Jordanian Justice
This article is from the archive of The New York Sun before the launch of its new website in 2022. The Sun has neither altered nor updated such articles but will seek to correct any errors, mis-categorizations or other problems introduced during transfer.

The Hashemite King, Abdullah II of Jordan, yesterday gave an interview to CNN in which he sneered at the leader of the Iraqi National Congress, Ahmad Chalabi. The last time America fought a war against Saddam Hussein, back in 1991, Abdullah’s father, King Hussein, sided with Saddam, refusing to join the coalition assembled by President George H.W. Bush.
This time around, the King of Jordan — now Abdullah II — is doing what he can to make sure that America loses the peace, by undermining the one man best able to put Iraq on the course to future of freedom, democracy, and rule of law.
“I don’t particularly think I’ve ever met the gentleman, but as you just said, he’s wanted for embezzling people’s funds in both Jordan, Lebanon. There’s a case in the banking system in Switzerland. So he does have a big question mark over his head,” Abdullah II said. “But if you look at a potential future for Iraq, I would imagine that you’d want somebody who suffered alongside the Iraqi people. This particular gentleman, I think, left Iraq when he was, I think, 11 or 7. And so, what contacts does he have with the people on the street?”

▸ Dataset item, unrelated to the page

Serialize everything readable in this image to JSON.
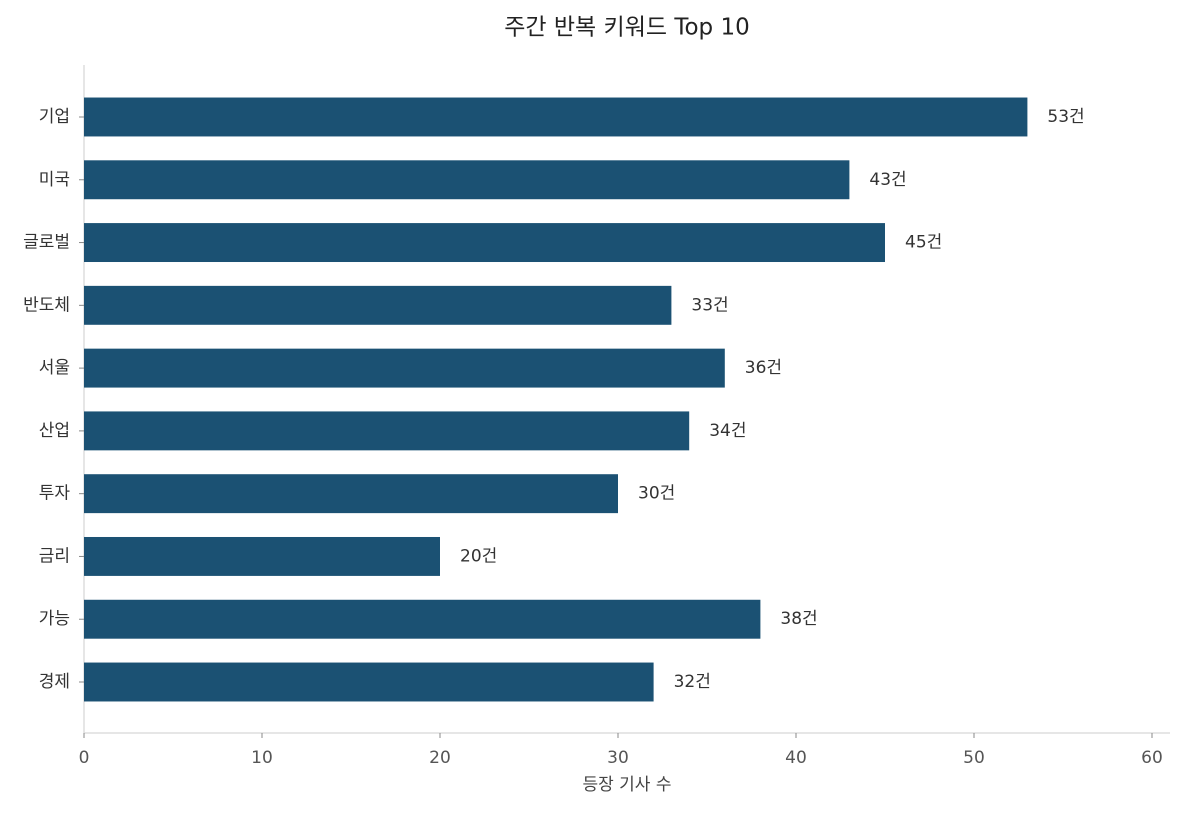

CNN hasn’t exactly covered itself with glory on the Iraqi front, what with the admission of its chief news executive, Eason Jordan, that the network regularly suppressed news of Saddam’s atrocities. Mr. Jordan had his reasons for that, but one can only wonder what were the reasons that the network yesterday failed to challenge the Hashemite ruler with the obvious follow-up questions.
Here are some that the network might have put to Abdullah II:
1. You yourself left Jordan before age 10 to attend St. Edmund’s School in Surrey, England, and then Eaglebrook School and Deerfield Academy in Deerfield, Mass. Then you went to the Royal Military Academy in Sandhurst, England. You also spent years taking degrees at Oxford, England, and at the Georgetown University School of Foreign Service. Isn’t it hypocritical of you to criticize Mr. Chalabi for not suffering alongside the Iraqi people? After all, you weren’t exactly suffering alongside the Jordanian people.

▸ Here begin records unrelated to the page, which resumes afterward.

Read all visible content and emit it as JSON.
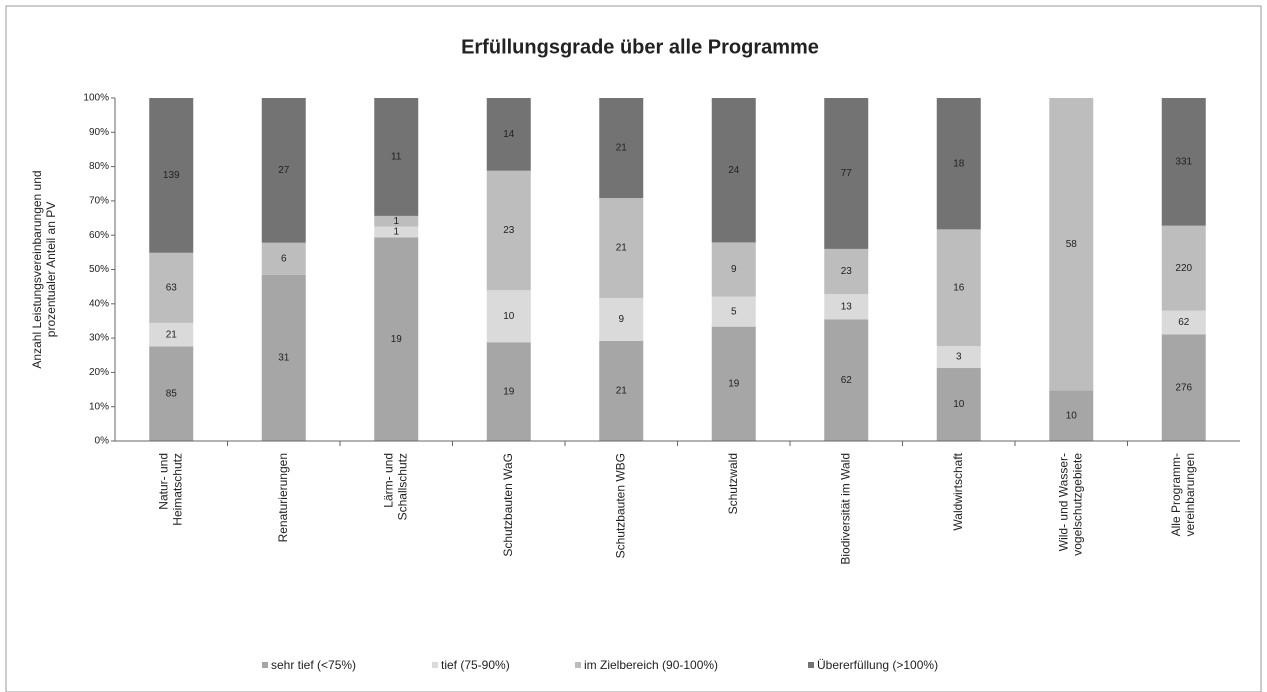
{
  "chart_data": {
    "type": "bar",
    "stacked": "percent",
    "title": "Erfüllungsgrade über alle Programme",
    "ylabel": [
      "Anzahl Leistungsvereinbarungen und",
      "prozentualer Anteil an PV"
    ],
    "categories": [
      [
        "Natur- und",
        "Heimatschutz"
      ],
      [
        "Renaturierungen"
      ],
      [
        "Lärm- und",
        "Schallschutz"
      ],
      [
        "Schutzbauten WaG"
      ],
      [
        "Schutzbauten WBG"
      ],
      [
        "Schutzwald"
      ],
      [
        "Biodiversität im Wald"
      ],
      [
        "Waldwirtschaft"
      ],
      [
        "Wild- und Wasser-",
        "vogelschutzgebiete"
      ],
      [
        "Alle Programm-",
        "vereinbarungen"
      ]
    ],
    "series": [
      {
        "name": "sehr tief (<75%)",
        "color": "#a6a6a6",
        "values": [
          85,
          31,
          19,
          19,
          21,
          19,
          62,
          10,
          10,
          276
        ]
      },
      {
        "name": "tief (75-90%)",
        "color": "#dadada",
        "values": [
          21,
          null,
          1,
          10,
          9,
          5,
          13,
          3,
          null,
          62
        ]
      },
      {
        "name": "im Zielbereich (90-100%)",
        "color": "#bdbdbd",
        "values": [
          63,
          6,
          1,
          23,
          21,
          9,
          23,
          16,
          58,
          220
        ]
      },
      {
        "name": "Übererfüllung (>100%)",
        "color": "#737373",
        "values": [
          139,
          27,
          11,
          14,
          21,
          24,
          77,
          18,
          null,
          331
        ]
      }
    ],
    "ylim": [
      0,
      100
    ],
    "yticks": [
      {
        "value": 0,
        "label": "0%"
      },
      {
        "value": 10,
        "label": "10%"
      },
      {
        "value": 20,
        "label": "20%"
      },
      {
        "value": 30,
        "label": "30%"
      },
      {
        "value": 40,
        "label": "40%"
      },
      {
        "value": 50,
        "label": "50%"
      },
      {
        "value": 60,
        "label": "60%"
      },
      {
        "value": 70,
        "label": "70%"
      },
      {
        "value": 80,
        "label": "80%"
      },
      {
        "value": 90,
        "label": "90%"
      },
      {
        "value": 100,
        "label": "100%"
      }
    ],
    "legend": "bottom"
  }
}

2. About that alleged embezzlement. The Jordanian charges against Petra Bank, which you refer to, were made in a special “security court” established under martial law — an emergency measure adopted following the war in 1967. If the charges were so strong, why weren’t they made in an ordinary Jordanian court?
3. This special Jordanian security court was established on April 1, 1992. It had its first hearing on April 8, 1992. The following day, April 9, 1992, the court handed down a 223-page decision against Mr. Chalabi. How was it possible for this court to thoroughly and fairly examine matters involving a complex international banking empire and issue a 223-page ruling all in the space of 24 hours? Is this the way the rule of law works in Jordan?
4. Did the timing of the Jordanian security court’s attack on Mr. Chalabi and his bank have anything to do with Mr. Chalabi’s appearance in a “60 Minutes” segment in early 1992, in which he showed documents detailing the links of your father, King Hussein, to arms purchases by Saddam Hussein’s Iraq?
5. After Mr. Chalabi was convicted, he apparently met twice with your father. If these Jordanian banking abuses of which Mr. Chalabi was supposedly guilty of were so severe, why did the king not arrest him?
6. Prince Hassan of Jordan, your father’s brother, made a surprise appearance at an Iraqi opposition meeting held in July at London, where he gave a luncheon speech on the historical ties between Iraq and Jordan, the New York Times reported. The meeting was led and organized by Mr. Chalabi, who was in attendance. If Mr. Chalabi was so discredited by this banking scandal, what is Prince Hassan doing signaling support by attending his meetings?
7. You seem, Your Royal Highness, to be keeping close track of this legal matter. How come you didn’t mention that the only time the Petra Bank case went before a serious court, in Hong Kong in 1993, the court found that under British law the whole Jordanian martial law takeover of the bank had been illegal?
8. America’s Central Intelligence Agency has a long and close collaboration with the Jordanian royal family and its intelligence service. The CIA is known to be a bitter enemy of Mr. Chalabi, preferring to push its own Iraqi opposition figures. Abdullah II, were your comments about Mr. Chalabi made at the behest of the CIA?
Now, Mr. Chalabi’s opponents have every right, no doubt, to respond to the pressing needs for reconstruction and new leadership in Iraq by excavating the details of a decade-old Jordanian banking matter. But the public deserves to know that there are plenty of more questions, and not all of them have answers that will make the current Jordanian regime and its defenders particularly comfortable.
Why CNN didn’t ask those questions in its encounter with Abdullah II is beyond us. But it wouldn’t surprise us if in years hence a future CNN executive will take to the pages of the New York Times to offer a guilt-wracked apologia about the questions that the network failed to pose when they needed to be asked — and could have made a difference.